There’s an easy enough explanation for this. The explosion of ridesharing apps that allow users to hail non-medallion-wielding drivers with their smartphones has cheapened the value of the taxi industry. Fewer people want taxis. So taxi medallions stand to earn their owners less money. This seems like a simple case of supply and demand. At The Washington Post‘s Wonk Blog, Emily Badger digs into the more complex causes. It’s not just the rising supply of cars that’s cheapening medallion value. It’s the scarcity of drivers.

See, most medallion owners don’t actually drive cabs. They lease their medallions to drivers who pay a fee for the right to pick up fares. In cities with high demand, owners can lease their medallions to multiple drivers, meaning they can have their medallion making them money at all hours. When there aren’t enough drivers looking to lease medallions from the owners, though, this lessens the medallion’s ability to earn its owner money. Badger writes:

The threat to medallion owners isn’t that they’ll lose passengers to these services. It’s that they’ll lose drivers — who have been aggressively courted by Uber. A taxi driver who doesn’t own a cab and medallion can earn comparable fares driving UberX passengers in his private car, without paying a lease fee.

So is this a good or bad thing? As always, your answer probably depends on how you make your money. If you’re a cab driver or if you’re in the medallion-owning business, you’d probably say it’s a bad thing. (Hence part of the reason for today’s planned cabbie protest at City Hall.) Medallions were created in the early 20th century because there were too many drivers, many of them were unsavory, and the industry seemed unregulated and dangerous. Now, owners warn that cities who cede control of the taxi industry are inviting a return to these wild days.
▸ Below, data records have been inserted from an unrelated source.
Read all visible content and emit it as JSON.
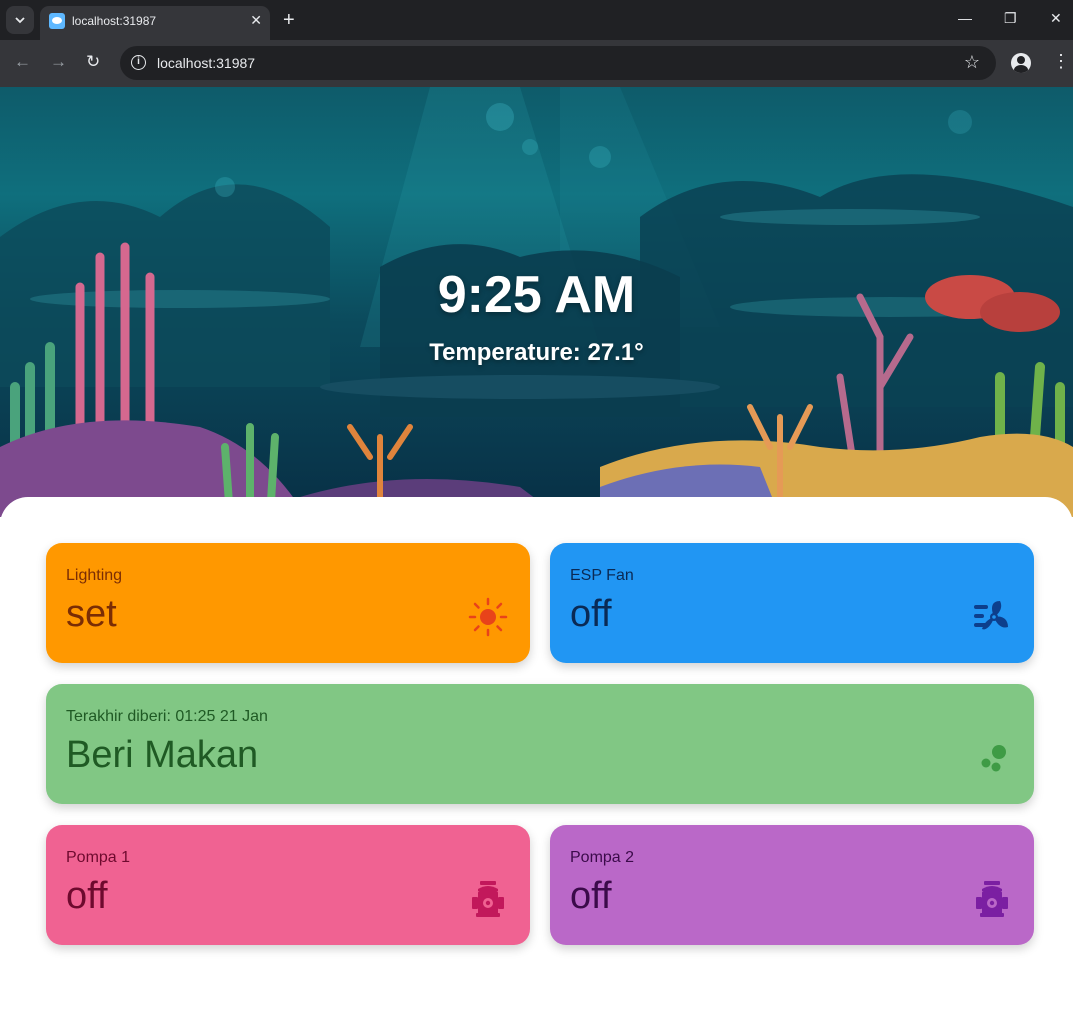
{
  "browser": {
    "tab_title": "localhost:31987",
    "url": "localhost:31987"
  },
  "hero": {
    "time": "9:25 AM",
    "temperature": "Temperature: 27.1°"
  },
  "cards": {
    "lighting": {
      "label": "Lighting",
      "value": "set",
      "icon": "sun-icon",
      "color": "#ff9800"
    },
    "fan": {
      "label": "ESP Fan",
      "value": "off",
      "icon": "fan-icon",
      "color": "#2196f3"
    },
    "feed": {
      "label": "Terakhir diberi: 01:25 21 Jan",
      "value": "Beri Makan",
      "icon": "bubbles-icon",
      "color": "#81c784"
    },
    "pump1": {
      "label": "Pompa 1",
      "value": "off",
      "icon": "pump-icon",
      "color": "#f06292"
    },
    "pump2": {
      "label": "Pompa 2",
      "value": "off",
      "icon": "pump-icon",
      "color": "#ba68c8"
    }
  }
}
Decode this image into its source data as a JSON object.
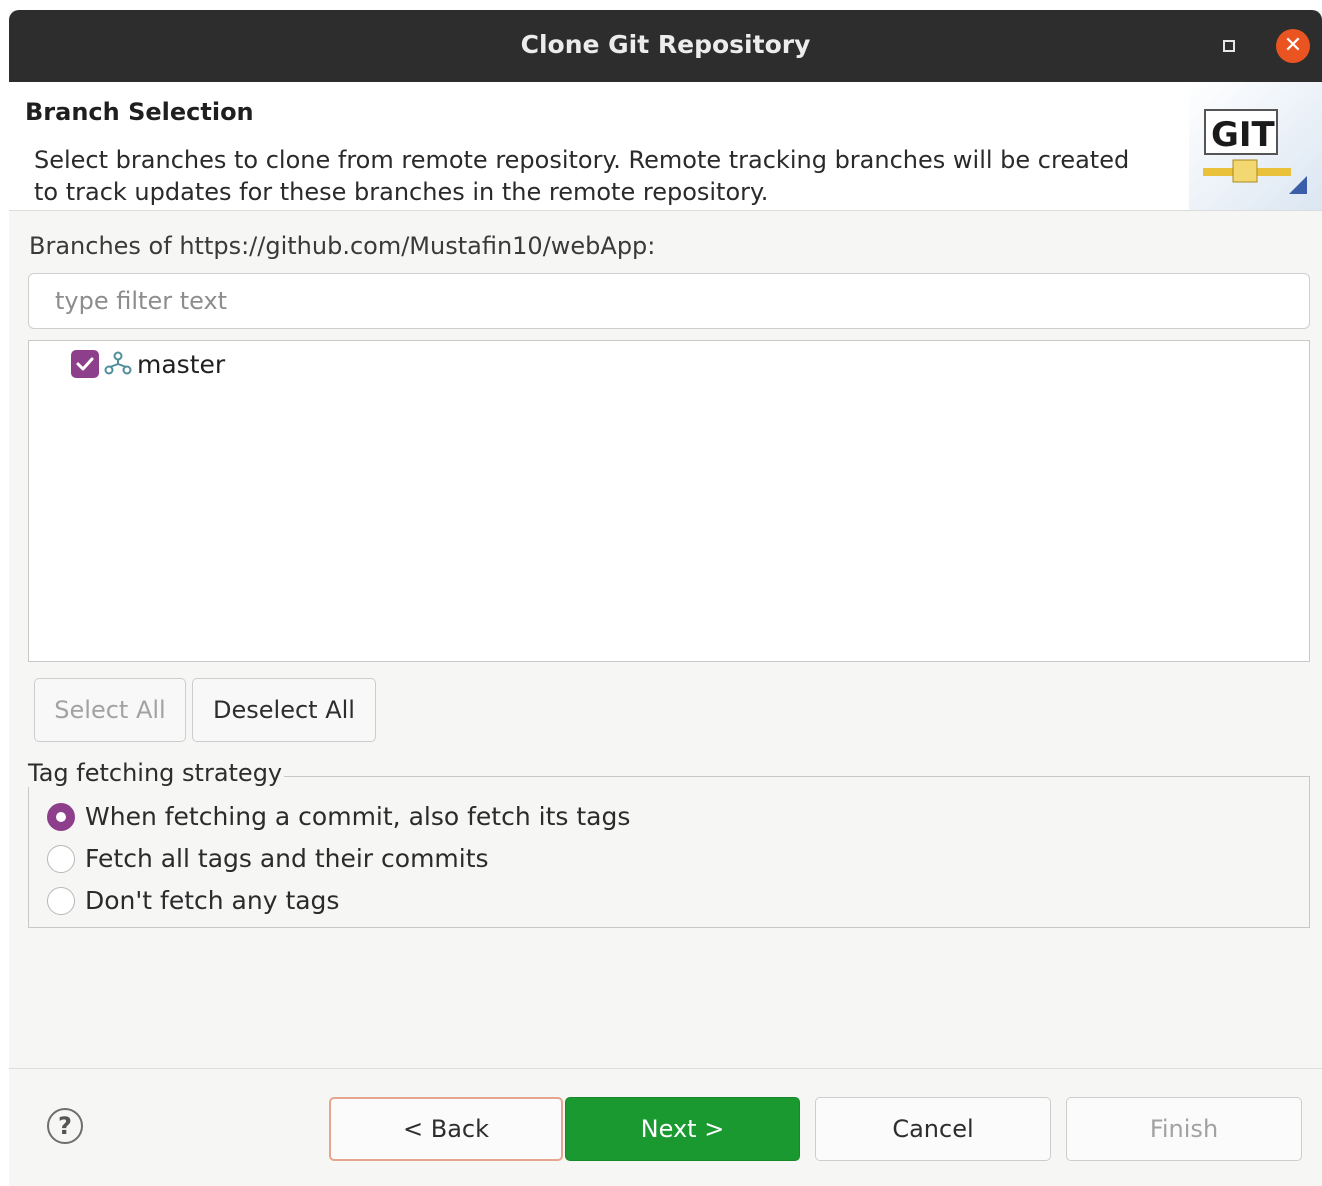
{
  "window": {
    "title": "Clone Git Repository",
    "close_glyph": "✕",
    "close_color": "#e95420"
  },
  "header": {
    "title": "Branch Selection",
    "description": "Select branches to clone from remote repository. Remote tracking branches will be created to track updates for these branches in the remote repository.",
    "logo_text": "GIT"
  },
  "branches": {
    "label": "Branches of https://github.com/Mustafin10/webApp:",
    "filter_placeholder": "type filter text",
    "items": [
      {
        "name": "master",
        "checked": true,
        "icon": "branch-icon"
      }
    ],
    "select_all": "Select All",
    "deselect_all": "Deselect All"
  },
  "tag_strategy": {
    "legend": "Tag fetching strategy",
    "options": [
      {
        "label": "When fetching a commit, also fetch its tags",
        "selected": true
      },
      {
        "label": "Fetch all tags and their commits",
        "selected": false
      },
      {
        "label": "Don't fetch any tags",
        "selected": false
      }
    ]
  },
  "footer": {
    "help_glyph": "?",
    "back": "< Back",
    "next": "Next >",
    "cancel": "Cancel",
    "finish": "Finish",
    "accent_color": "#1a9930",
    "check_color": "#8e3f8c"
  }
}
If you’re in the ridesharing business, though, you point out that the status quo doesn’t exactly offer great customer service. Uber and Lyft have found so much success because they capitalized on a great discontent with the taxi industry. Taxi medallions, they say, have long since ceased to benefit the public, and instead, mostly benefit the people who own medallions. They’ve certainly made those owners a killing on their investment in the past decades. Whatever you believe, the actual data on medallion prices in Boston is one of the most concrete demonstration of just how much things are changing because of ridesharing apps.